Thanks to a post from NewsForge on Open source search technology goes beyond keywords, I was directed to a description of the Semantic Indexing Project at Middlebury College. Aaron Coburn, the lead developer of the project, says his team is currently documenting its open source search toolkit and finishing up a new desktop search application that should be released later this month. From the project Web site:
The National Institute for Technology in Liberal Education (NITLE) and Middlebury College have been experimenting with algorithms to help unstructured data organize itself into conceptually useful categories without human intervention. Part of our motivation is to find an alternative to spending prohibitive amounts of time and money on marking up course materials, documents, and online collections with metadata by hand. For many of the most common markup standards in use today, such as SCORM or Dublin Core, it can actually take longer to create markup than it did to create the course materials themselves.

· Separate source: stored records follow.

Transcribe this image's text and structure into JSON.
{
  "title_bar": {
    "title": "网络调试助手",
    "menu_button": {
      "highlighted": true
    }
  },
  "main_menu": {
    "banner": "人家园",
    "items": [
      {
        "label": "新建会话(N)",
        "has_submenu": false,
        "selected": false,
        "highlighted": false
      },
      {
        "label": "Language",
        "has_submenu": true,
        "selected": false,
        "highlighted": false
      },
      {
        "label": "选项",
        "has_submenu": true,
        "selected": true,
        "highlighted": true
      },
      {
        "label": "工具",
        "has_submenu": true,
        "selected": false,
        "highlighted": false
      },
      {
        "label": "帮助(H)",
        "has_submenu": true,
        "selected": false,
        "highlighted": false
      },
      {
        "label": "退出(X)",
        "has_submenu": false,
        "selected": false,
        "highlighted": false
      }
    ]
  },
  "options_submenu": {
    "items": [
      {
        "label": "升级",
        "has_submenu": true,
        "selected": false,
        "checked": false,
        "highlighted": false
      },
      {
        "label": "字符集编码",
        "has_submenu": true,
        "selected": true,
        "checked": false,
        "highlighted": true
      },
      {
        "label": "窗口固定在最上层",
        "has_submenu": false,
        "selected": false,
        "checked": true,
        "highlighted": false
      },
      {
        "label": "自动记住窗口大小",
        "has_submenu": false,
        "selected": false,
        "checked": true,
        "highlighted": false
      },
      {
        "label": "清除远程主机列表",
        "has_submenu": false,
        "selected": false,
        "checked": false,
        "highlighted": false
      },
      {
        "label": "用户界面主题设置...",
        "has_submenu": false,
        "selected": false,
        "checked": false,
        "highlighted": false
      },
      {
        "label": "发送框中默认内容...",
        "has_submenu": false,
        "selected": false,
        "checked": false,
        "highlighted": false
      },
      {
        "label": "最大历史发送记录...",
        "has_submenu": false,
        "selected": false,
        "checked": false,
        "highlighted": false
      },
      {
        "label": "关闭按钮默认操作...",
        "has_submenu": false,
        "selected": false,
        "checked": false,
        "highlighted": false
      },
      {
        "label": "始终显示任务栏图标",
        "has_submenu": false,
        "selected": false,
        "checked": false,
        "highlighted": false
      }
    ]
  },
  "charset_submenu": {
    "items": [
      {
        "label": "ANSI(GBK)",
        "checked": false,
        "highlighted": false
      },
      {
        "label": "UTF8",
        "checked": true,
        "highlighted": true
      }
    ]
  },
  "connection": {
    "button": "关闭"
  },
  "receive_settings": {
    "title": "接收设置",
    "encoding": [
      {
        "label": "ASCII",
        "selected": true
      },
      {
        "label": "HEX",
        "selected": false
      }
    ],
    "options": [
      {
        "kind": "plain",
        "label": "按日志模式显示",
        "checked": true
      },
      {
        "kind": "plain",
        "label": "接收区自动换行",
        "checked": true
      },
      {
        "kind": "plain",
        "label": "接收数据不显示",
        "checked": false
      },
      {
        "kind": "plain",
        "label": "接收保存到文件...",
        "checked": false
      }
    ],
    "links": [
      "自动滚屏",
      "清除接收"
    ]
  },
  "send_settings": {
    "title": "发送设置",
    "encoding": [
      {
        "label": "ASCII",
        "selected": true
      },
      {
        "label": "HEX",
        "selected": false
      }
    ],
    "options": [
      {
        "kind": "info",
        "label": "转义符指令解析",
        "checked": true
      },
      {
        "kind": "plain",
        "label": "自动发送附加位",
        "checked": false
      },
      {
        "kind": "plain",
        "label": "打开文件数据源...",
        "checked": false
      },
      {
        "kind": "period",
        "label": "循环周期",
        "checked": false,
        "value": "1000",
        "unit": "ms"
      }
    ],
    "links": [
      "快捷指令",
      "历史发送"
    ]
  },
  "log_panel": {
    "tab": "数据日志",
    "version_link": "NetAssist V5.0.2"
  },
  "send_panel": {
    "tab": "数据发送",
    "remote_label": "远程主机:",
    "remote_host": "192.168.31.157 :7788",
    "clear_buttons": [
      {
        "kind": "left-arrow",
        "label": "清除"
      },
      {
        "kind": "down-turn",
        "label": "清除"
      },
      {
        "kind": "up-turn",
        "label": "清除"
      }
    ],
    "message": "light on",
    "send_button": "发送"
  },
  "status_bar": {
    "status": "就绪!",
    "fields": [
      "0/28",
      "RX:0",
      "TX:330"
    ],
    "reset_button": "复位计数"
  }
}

The method being applied is a more scalable variant of latent semantic indexing that the team calls contextual network graphing. A PDF paper from the project, Semantic Search of Unstructured Data using Contextual Network Graphs by Maciej Ceglowski, Aaron Coburn and John Cuadrado explains this promising technique in greater detail and notes its debt to a 1981 Ph.D. dissertation by Scott Preece at the University of Illinois describing an almost identical technique under the name spreading activation search.
The Semantic Indexing Project is an umbrella effort over a number of subsidiary projects including a blog census, literary analysis tool, refinement of search and clustering algorithms, bioinformatics, use of ontologies, and semantic relationship visualization through a Semantic Explorer, as this example shows:
All of the source code is available for download from the project, published under the terms of the GNU General Public License. The project’s core technology is the Semantic Engine, which is distributed with its C++ code, Perl bindings, and all the necessary code for building the GUI. A new desktop application, called the the Standalone Engine, will be available later this month.
This work looks very, very promising as a step forward to bringing automation to semantic Web markup, among related advantages deriving from tagged documents.